Anne Mendelson. Spoiled: The Myth of Milk as Superfood. Columbia University Press, 2023 (396 pages).
I am an admirer of Anne Mendelson’s books and did a blurb for her Chow Chop Suey. But this one is over the top—original, compelling, brilliantly written.
Driving this book is a question I’ve not heard asked before, at least not so directly: Why and how did the consumption of fresh liquid milk (“drinking-milk”)—as opposed to fermented dairy products—become framed as a nutritional necessity?
Her question derives from some basic facts about cow’s milk and its industrial production:
- Once cow’s milk leaves the udder, it is easily contaminated with pathogenic bacteria.
- Most adults have stopped making the enzyme that digests the sugar lactose in milk and can’t drink it without getting unpleasant digestive systems.
- To produce milk safely requires complicated and expensive industrial processes.
- The cost of milk production exceeds the price people are willing to pay for it; dairy farming is a losing proposition even with taxpayer subsidies.
- Industrial milk production is hard on cows and pollutes the environment.
Why are we even doing this? For this, she blames 19th and 20th century European and American doctors who thought the ability to digest lactose normal, nutritionists (calcium!), and the USDA (3 servings a day!).
She is not against eating dairy foods when they are fermented. These, yogurt and the like, are much safer. Friendly bacteria split the lactose along with producing acid that destroys pathogens.
You don’t have to agree with all her points to appreciate how well they are argued.
To wit:
[The book] argues that influential nutritional theories about fresh and fermented milk took a disastrously wrong turn in the eighteenth century. The reason is that the founders of modern Western medicine had no way of understanding the genetic fluke that allowed them, unlike most of the world’s peoples, to digest lactose from babyhood to old age. In other words, today’s mega-industry stemmed from a lack of scientific perspective. That lack turned the one form of milk that is most fragile, perishable, difficult to produce on a commercial scale, and economically pitfall-strewn into a supposed daily necessity for children and, to a lesser extent, adults. [pp x, xi].
No other food product is as staggeringly difficult and expensive to get from source (in this case, a cow) to destination (milk glass on table) in something loosely approximating its first condition. If one existed, it would be treated as an astounding luxury. [p. 1].
Mendelson takes deep dives into the history of dairy use, dietary recommendations, industrial production, and government dairy policy. In attempting to teach about the Farm Bill, I was defeated by Milk Marketing Orders, the formulas used by the government to set price support levels required to be paid by “handlers” (milk processors) to dairy producers in different areas of the country. I could not find anything about this in the index, alas, but I loved what she says about them on page 205.

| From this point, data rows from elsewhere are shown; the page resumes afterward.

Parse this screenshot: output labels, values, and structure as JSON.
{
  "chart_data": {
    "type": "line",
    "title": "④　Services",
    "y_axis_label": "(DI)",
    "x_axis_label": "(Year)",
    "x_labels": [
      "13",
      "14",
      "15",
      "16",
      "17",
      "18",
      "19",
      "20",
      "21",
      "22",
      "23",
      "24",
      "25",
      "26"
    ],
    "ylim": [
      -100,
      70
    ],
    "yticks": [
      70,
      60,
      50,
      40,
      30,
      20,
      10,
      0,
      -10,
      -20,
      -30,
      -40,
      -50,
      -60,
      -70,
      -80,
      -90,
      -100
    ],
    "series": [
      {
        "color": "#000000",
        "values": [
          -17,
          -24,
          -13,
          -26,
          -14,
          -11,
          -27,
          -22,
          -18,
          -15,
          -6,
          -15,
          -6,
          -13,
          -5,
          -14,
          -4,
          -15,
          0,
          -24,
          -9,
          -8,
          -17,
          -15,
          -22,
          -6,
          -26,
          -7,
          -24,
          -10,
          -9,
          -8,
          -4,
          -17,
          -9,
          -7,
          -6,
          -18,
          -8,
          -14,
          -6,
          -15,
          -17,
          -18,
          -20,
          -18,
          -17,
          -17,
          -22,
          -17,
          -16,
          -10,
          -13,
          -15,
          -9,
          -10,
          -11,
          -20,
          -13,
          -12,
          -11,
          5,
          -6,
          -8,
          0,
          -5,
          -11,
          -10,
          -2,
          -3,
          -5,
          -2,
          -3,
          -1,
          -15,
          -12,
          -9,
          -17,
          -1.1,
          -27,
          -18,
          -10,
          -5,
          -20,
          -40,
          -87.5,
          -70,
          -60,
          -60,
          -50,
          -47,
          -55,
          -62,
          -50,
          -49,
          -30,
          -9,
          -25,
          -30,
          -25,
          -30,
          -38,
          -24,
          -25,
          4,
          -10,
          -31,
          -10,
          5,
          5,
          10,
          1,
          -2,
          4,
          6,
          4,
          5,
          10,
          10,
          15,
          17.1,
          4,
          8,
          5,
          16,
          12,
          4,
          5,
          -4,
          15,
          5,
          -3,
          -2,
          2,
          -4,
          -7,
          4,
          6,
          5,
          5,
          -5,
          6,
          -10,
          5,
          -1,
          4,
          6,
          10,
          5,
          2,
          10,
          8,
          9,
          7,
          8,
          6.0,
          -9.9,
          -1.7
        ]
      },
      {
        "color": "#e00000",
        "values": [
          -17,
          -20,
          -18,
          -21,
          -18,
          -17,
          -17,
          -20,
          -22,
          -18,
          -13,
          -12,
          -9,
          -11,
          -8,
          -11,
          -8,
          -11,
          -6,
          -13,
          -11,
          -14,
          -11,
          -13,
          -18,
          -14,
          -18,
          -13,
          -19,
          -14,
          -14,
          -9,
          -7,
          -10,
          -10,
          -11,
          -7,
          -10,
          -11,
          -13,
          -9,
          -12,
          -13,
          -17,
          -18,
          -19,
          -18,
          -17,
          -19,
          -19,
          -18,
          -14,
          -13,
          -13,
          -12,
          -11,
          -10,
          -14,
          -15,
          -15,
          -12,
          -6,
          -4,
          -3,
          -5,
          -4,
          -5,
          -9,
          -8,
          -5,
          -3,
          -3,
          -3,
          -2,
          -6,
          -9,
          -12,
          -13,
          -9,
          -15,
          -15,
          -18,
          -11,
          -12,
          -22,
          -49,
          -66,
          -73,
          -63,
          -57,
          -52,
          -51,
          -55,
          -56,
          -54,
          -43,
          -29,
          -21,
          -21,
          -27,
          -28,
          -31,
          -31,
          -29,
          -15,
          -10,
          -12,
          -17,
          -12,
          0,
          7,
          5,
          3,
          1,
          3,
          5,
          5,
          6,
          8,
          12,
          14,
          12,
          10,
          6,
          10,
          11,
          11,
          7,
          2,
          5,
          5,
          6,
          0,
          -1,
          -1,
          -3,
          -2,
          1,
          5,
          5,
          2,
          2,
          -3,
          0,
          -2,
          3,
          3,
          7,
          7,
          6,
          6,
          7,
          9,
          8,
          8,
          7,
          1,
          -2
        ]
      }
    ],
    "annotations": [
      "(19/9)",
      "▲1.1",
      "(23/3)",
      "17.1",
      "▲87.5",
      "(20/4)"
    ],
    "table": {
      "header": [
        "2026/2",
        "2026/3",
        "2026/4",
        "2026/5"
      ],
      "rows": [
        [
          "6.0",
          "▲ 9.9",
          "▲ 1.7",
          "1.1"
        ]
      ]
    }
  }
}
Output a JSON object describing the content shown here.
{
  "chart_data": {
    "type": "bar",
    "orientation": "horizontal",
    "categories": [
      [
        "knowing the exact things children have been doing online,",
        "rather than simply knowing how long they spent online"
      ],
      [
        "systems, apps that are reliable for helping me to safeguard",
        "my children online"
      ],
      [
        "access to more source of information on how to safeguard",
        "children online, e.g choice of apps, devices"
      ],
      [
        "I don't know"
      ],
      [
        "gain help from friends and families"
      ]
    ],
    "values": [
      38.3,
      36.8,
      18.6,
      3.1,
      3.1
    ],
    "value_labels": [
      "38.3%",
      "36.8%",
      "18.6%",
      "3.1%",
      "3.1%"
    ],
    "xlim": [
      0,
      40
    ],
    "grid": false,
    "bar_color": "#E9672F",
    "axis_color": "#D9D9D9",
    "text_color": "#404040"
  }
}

These formulas gradually became as abstruse, and as unintelligible to anyone outside a small charmed circle, as anything in the bad old days before the federal government stepped in. Far from abolishing the buyer’s market, they trapped farmers selling fluid milk within the marketing order system in endless struggles to wring enough out of handlers to recoup production costs….What I do understand is that as the postwar era advanced, the sheer incomprehensibility of producer-handler milk price schemes again became an endless frustration to dairy farmers, above all those trying to make a living within the marketing order system for drinking-milk.
One final irony:
Nothing is going to dislodge supermarket drinking-milk from its towering economic importance. It is certain to continue along the track of expansion, consolidation, and increasingly complex technological infrastructure that it has pursued for almost three quarters of a century. Big Milk is going to become Bigger Milk. Its absurdities are also sure to become more entrenched. The greatest of these is the plain fact that Americans are drinking less milk while dairy farms are producing more of it.
A personal comment: The book triggered a memory. I once visited a school lunch program in Barrow (now Utqiaġvik), Alaska. Inuit children were served the standard USDA lunch, which requires half-pint cartons of milk. I did not see any of them drinking it. The untouched cartons were discarded. The milk was not only culturally inappropriate, but wasteful. All food in that part of North Alaska has to be flown in on airplanes.